La dificultad de gobernar en Israel
Israel continúa sin Constitución 61 años después de su fundación. Su régimen normativo se rige por las denominadas Leyes Básicas. Y es que su sistema electoral hace ingobernable un país donde existen 12 partidos presentes en un Parlamento de 120 escaños en total, el Knesset. Los miembros del Parlamento en Israel son elegidos cada cuatro años por un sistema de representación proporcional con listas cerradas. La principal característica es que su legislación electoral está basada en la proporcionalidad, es decir, promueve la representación de todos los sectores de la sociedad, ya sean trabajadores, religiosos, étnicos…
Los representantes de todos los partidos políticos son conscientes de que este sistema hace que Israel sea un país ingobernable. Y los problemas aumentan por la presión de los grupos religiosos. Por ello, ya se está empezando a estudiar un sistema con rasgos más presidencialistas. No obstante, este cambio no parece que sea ejecutado ni a corto ni a largo plazo. Mientras tanto, 7,3 millones de ciudadanos siguen viéndose afectados por este sistema.

5 comentarios
Anónimo
Creo que la Tzipi Livni debia formar gobierno cuando estuvo cuestionado ehus Olmert y de ninguna manera se la debe enjuiciar por la cuarta de Ginebra ni por Roma. Es pacifista y progresista. Honesta. Es la propuesta de paz de los israelies.
Los gobiernos de derecha siempre son mas belicosos.
Alejandro Simon Kufert. Argentina
Domingo
Uno de los principales problemas de Israel es que sus ciudadanos desconfían de las instituciones del Estado y de ahí la creciente desafección de los israelíes hacia la casta política.

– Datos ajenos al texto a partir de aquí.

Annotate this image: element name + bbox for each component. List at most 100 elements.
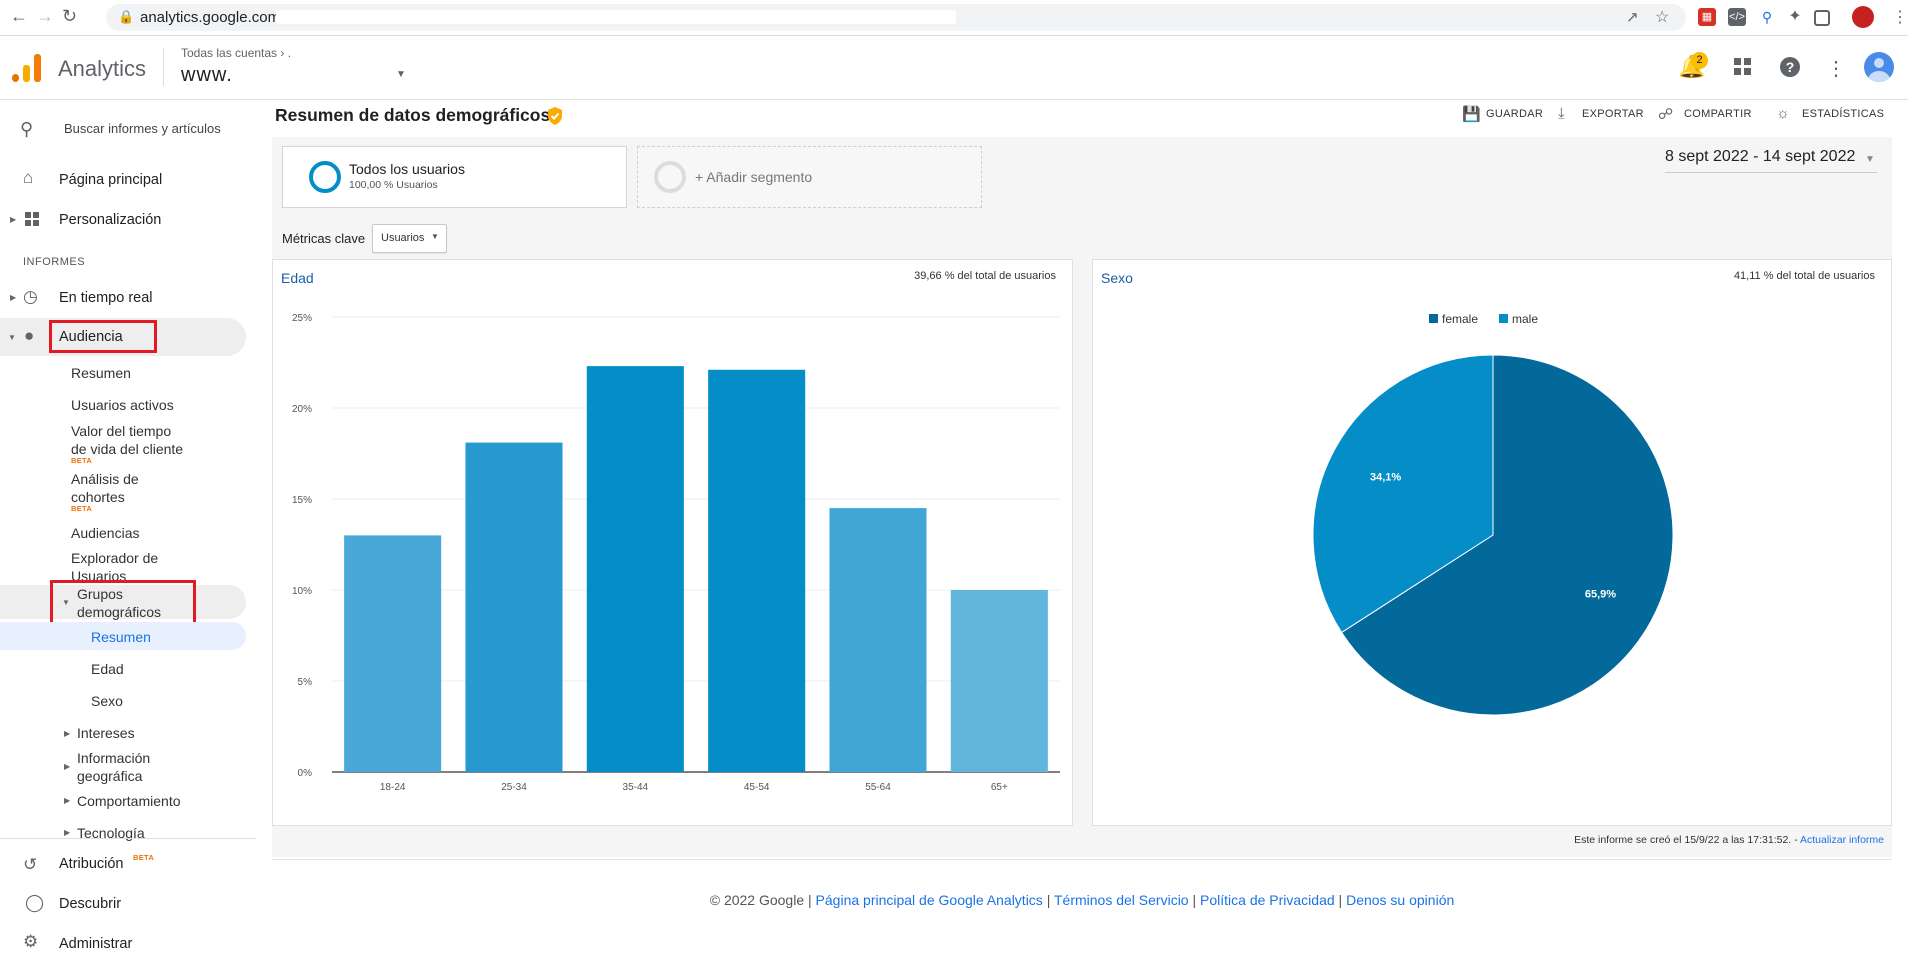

Y sí, el sistema electoral hebreo es la raíz del malestar, porque da pie a la existencia de multitud de partidos del tamaño de una ameba que generan fragmentación e inestabilidad. Urge una reforma, pero tal medida requiere contar con una mayoría y a los partidos del Knesset no les veo yo por la labor. Sea Livni o no la llamada a ocupar el poder, el colapso parlamentario continuará en un sistema de democracia israelí gravemente enfermo.
bitdrain
La situación en Israel es especialmente delicada porque en la práctica tanta distribución parlamentaria exige de acuerdos y consensos y la sociedad allí presente está bastante dividida.
Yo creo que lo ideal es llegar a un compromiso de no bipartidismo, pero sí de cierta aglomeración parlamentaria, extiendo el concepto de participación y movimientos sociales representativos.
No se es democracia por poseer un parlamento.
Muy interesante el blog. Felicidades.
Un saludo.
Txema Santana
Cuantos más partidos más representación. No creo que la mejora de la democracia vaya por el camino de delimitar el poder de los partidos del extrarradio, por llamarlos de alguna forma. La participación de todos los sectores es vital, si no acabaremos como en España, una democracia no bipartidista que de facto si lo es, porque ¿dónde están las alternativas nacionales?